Korolev found the comparison of Azarov to the Party worrying, particularly as he now knew that the walls of the building were riddled with secret tunnels in which listening devices lurked as well as, possibly, diminutive killers. But Weiss was oblivious to his reaction, moving on to tell Korolev how Azarov had denounced him-and how, with the way things were these days, he’d thought things would go badly. And they probably would have, if Shtange hadn’t intervened.
Korolev was surprised.
“If you don’t mind my saying, Comrade Weiss. I’d have thought you’d have been secure against such criticism-being an adviser to-well-to him.” Korolev nodded in the general direction of the Kremlin.
Weiss smiled but it wasn’t a smile with much joy in it.

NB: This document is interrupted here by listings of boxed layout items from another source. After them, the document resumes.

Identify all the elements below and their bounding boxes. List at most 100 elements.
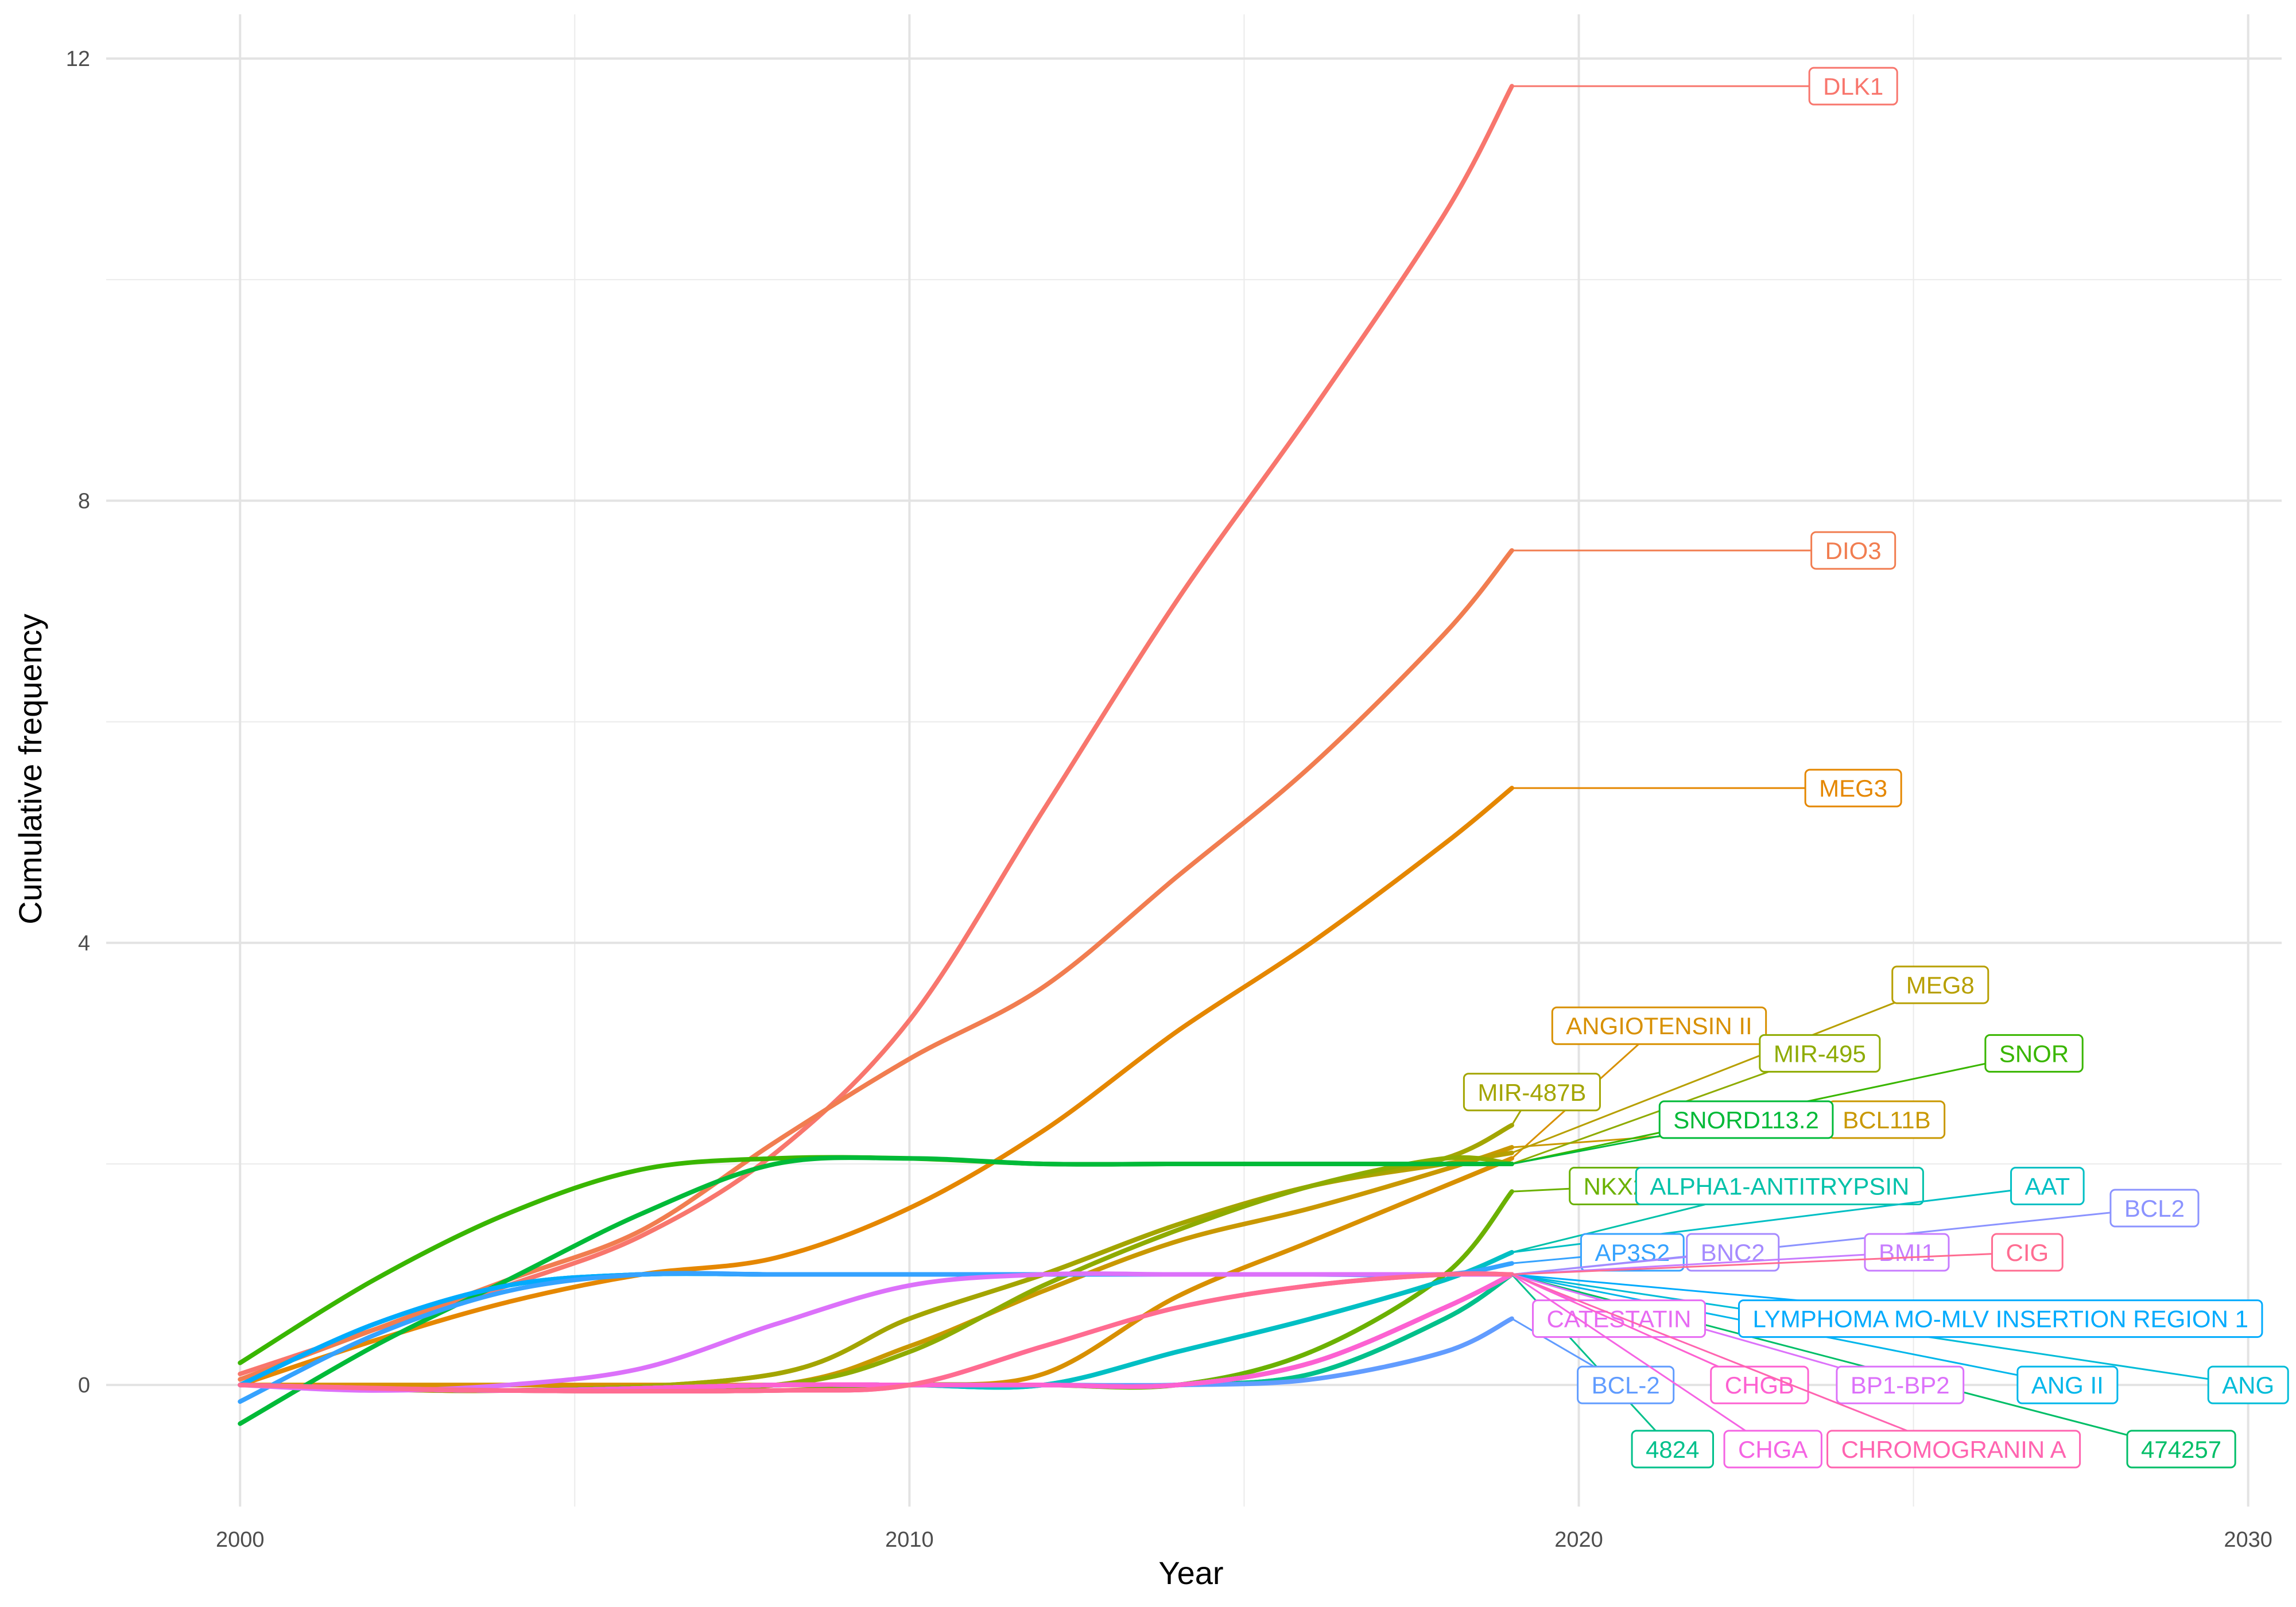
series-label-box — [1759, 1034, 1881, 1073]
series-label-text: ANG II — [2031, 1372, 2104, 1399]
series-label-text: CIG — [2006, 1239, 2049, 1266]
series-label-box — [2109, 1189, 2200, 1228]
series-label-box — [1808, 67, 1898, 106]
series-labels: DLK1 DIO3 MEG3 ANGIOTENSIN II BCL11B MEG8 MIR-… — [1463, 67, 2289, 1469]
axes: 2000 2010 2020 2030 0 4 8 12 — [66, 47, 2272, 1552]
series-lines — [238, 84, 1514, 1426]
series-label-15: ANG — [2207, 1365, 2289, 1404]
x-tick-label: 2030 — [2224, 1528, 2272, 1552]
series-label-box — [1635, 1166, 1924, 1205]
series-label-text: BMI1 — [1879, 1239, 1935, 1266]
label-connector-27 — [1511, 1274, 1954, 1450]
series-label-box — [1532, 1299, 1707, 1338]
series-label-text: MIR-487B — [1477, 1079, 1586, 1106]
series-label-16: ANG II — [2016, 1365, 2119, 1404]
series-label-17: LYMPHOMA MO-MLV INSERTION REGION 1 — [1737, 1299, 2263, 1338]
series-label-10: SNORD113.2 — [1658, 1100, 1834, 1139]
series-label-text: ANGIOTENSIN II — [1566, 1012, 1752, 1039]
series-label-box — [1810, 531, 1896, 570]
series-label-box — [1710, 1365, 1809, 1404]
series-label-box — [1984, 1034, 2084, 1073]
series-label-box — [2126, 1430, 2236, 1469]
series-label-26: CHGB — [1710, 1365, 1809, 1404]
series-label-4: BCL11B — [1828, 1100, 1946, 1139]
series-label-5: MEG8 — [1891, 965, 1989, 1004]
series-label-text: DLK1 — [1823, 73, 1883, 100]
series-label-3: ANGIOTENSIN II — [1551, 1006, 1767, 1045]
series-label-text: MEG8 — [1906, 972, 1975, 999]
series-label-text: SNORD113.2 — [1673, 1107, 1819, 1134]
series-label-text: BCL11B — [1843, 1107, 1930, 1134]
series-label-box — [1864, 1233, 1950, 1272]
series-label-7: MIR-495 — [1759, 1034, 1881, 1073]
series-label-text: LYMPHOMA MO-MLV INSERTION REGION 1 — [1752, 1306, 2248, 1333]
series-label-23: BP1-BP2 — [1836, 1365, 1965, 1404]
series-label-20: BCL2 — [2109, 1189, 2200, 1228]
series-label-box — [1991, 1233, 2064, 1272]
series-label-box — [1658, 1100, 1834, 1139]
series-label-text: MEG3 — [1819, 775, 1887, 802]
series-label-text: BCL-2 — [1592, 1372, 1660, 1399]
y-tick-label: 8 — [78, 489, 90, 513]
series-label-25: CHGA — [1723, 1430, 1822, 1469]
series-label-text: 474257 — [2141, 1436, 2221, 1463]
series-label-1: DIO3 — [1810, 531, 1896, 570]
series-label-13: ALPHA1-ANTITRYPSIN — [1635, 1166, 1924, 1205]
series-label-12: 4824 — [1631, 1430, 1715, 1469]
series-label-box — [2016, 1365, 2119, 1404]
x-axis-title: Year — [1158, 1555, 1223, 1591]
series-label-box — [1804, 768, 1902, 808]
series-label-0: DLK1 — [1808, 67, 1898, 106]
y-tick-label: 4 — [78, 931, 90, 956]
y-tick-label: 12 — [66, 47, 90, 71]
series-label-text: BP1-BP2 — [1851, 1372, 1950, 1399]
series-label-14: AAT — [2010, 1166, 2085, 1205]
series-label-22: BMI1 — [1864, 1233, 1950, 1272]
series-label-text: SNOR — [1999, 1040, 2069, 1067]
series-label-6: MIR-487B — [1463, 1073, 1601, 1112]
series-label-text: CHGA — [1738, 1436, 1808, 1463]
series-label-box — [1463, 1073, 1601, 1112]
series-label-box — [2207, 1365, 2289, 1404]
series-label-text: AAT — [2025, 1173, 2070, 1200]
series-label-box — [1723, 1430, 1822, 1469]
series-label-text: CHGB — [1725, 1372, 1794, 1399]
series-label-text: ALPHA1-ANTITRYPSIN — [1650, 1173, 1909, 1200]
series-label-27: CHROMOGRANIN A — [1826, 1430, 2081, 1469]
series-label-text: 4824 — [1646, 1436, 1699, 1463]
series-label-box — [1891, 965, 1989, 1004]
series-label-text: BCL2 — [2124, 1195, 2185, 1222]
series-label-box — [1631, 1430, 1715, 1469]
y-axis-title: Cumulative frequency — [12, 614, 48, 925]
series-label-28: CIG — [1991, 1233, 2064, 1272]
series-label-box — [1737, 1299, 2263, 1338]
x-tick-label: 2010 — [885, 1528, 934, 1552]
label-connector-28 — [1511, 1251, 2027, 1276]
series-label-19: BCL-2 — [1577, 1365, 1675, 1404]
label-connector-5 — [1511, 984, 1941, 1154]
x-tick-label: 2000 — [216, 1528, 265, 1552]
series-line-2 — [238, 786, 1514, 1388]
series-label-box — [1577, 1365, 1675, 1404]
series-label-11: 474257 — [2126, 1430, 2236, 1469]
series-label-text: DIO3 — [1825, 537, 1882, 564]
label-connector-25 — [1511, 1274, 1774, 1450]
series-label-text: MIR-495 — [1774, 1040, 1866, 1067]
series-label-box — [1826, 1430, 2081, 1469]
series-label-text: CATESTATIN — [1547, 1306, 1692, 1333]
series-label-24: CATESTATIN — [1532, 1299, 1707, 1338]
series-label-box — [1551, 1006, 1767, 1045]
x-tick-label: 2020 — [1554, 1528, 1603, 1552]
series-label-text: CHROMOGRANIN A — [1841, 1436, 2066, 1463]
series-label-box — [1580, 1233, 1685, 1272]
series-label-box — [1836, 1365, 1965, 1404]
label-connector-23 — [1511, 1274, 1901, 1386]
series-label-2: MEG3 — [1804, 768, 1902, 808]
series-label-18: AP3S2 — [1580, 1233, 1685, 1272]
series-label-9: SNOR — [1984, 1034, 2084, 1073]
series-label-box — [2010, 1166, 2085, 1205]
series-line-28 — [238, 1271, 1514, 1393]
series-label-text: ANG — [2222, 1372, 2274, 1399]
y-tick-label: 0 — [78, 1373, 90, 1398]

“I work with senior people, but that can be a problem in itself these days. Such people might think that my being denounced reflects on them-support is therefore the last thing I could expect. No, the fact is I was out on a limb and Shtange’s intervention was remarkably brave. Believe me, Korolev, it may not be like this within the Militia-but elsewhere people are like starving wolves-always searching for the weakest to hunt, always trying to show they aren’t the weakest. I sometimes wonder where it will end, or even if it can end. It has taken on a momentum of its own.”
“Did you know Shtange well?” Korolev asked, finding himself casting a nervous glance at the ventilation grilles.
“Beforehand?” Weiss seemed to consider his answer for a moment or two. “No, I barely knew him. I’d met him at faculty meetings, knew of him professionally, of course, but not much socially. Of course, he was a person of some importance among the students. Even before he came to Moscow, he was known to them through his work with the university flying club in Leningrad-he organized joint exercises, not just in flying but other activities as well. He was much respected and admired for it. He never usually intervened in Works Meetings; he’d only recently joined us, after all, so when he did so on my behalf, I think everyone took note-and the students were inclined to support him. And perhaps most of the Party activists knew what Azarov was up to by then. Not all of them are blind to that sort of thing.”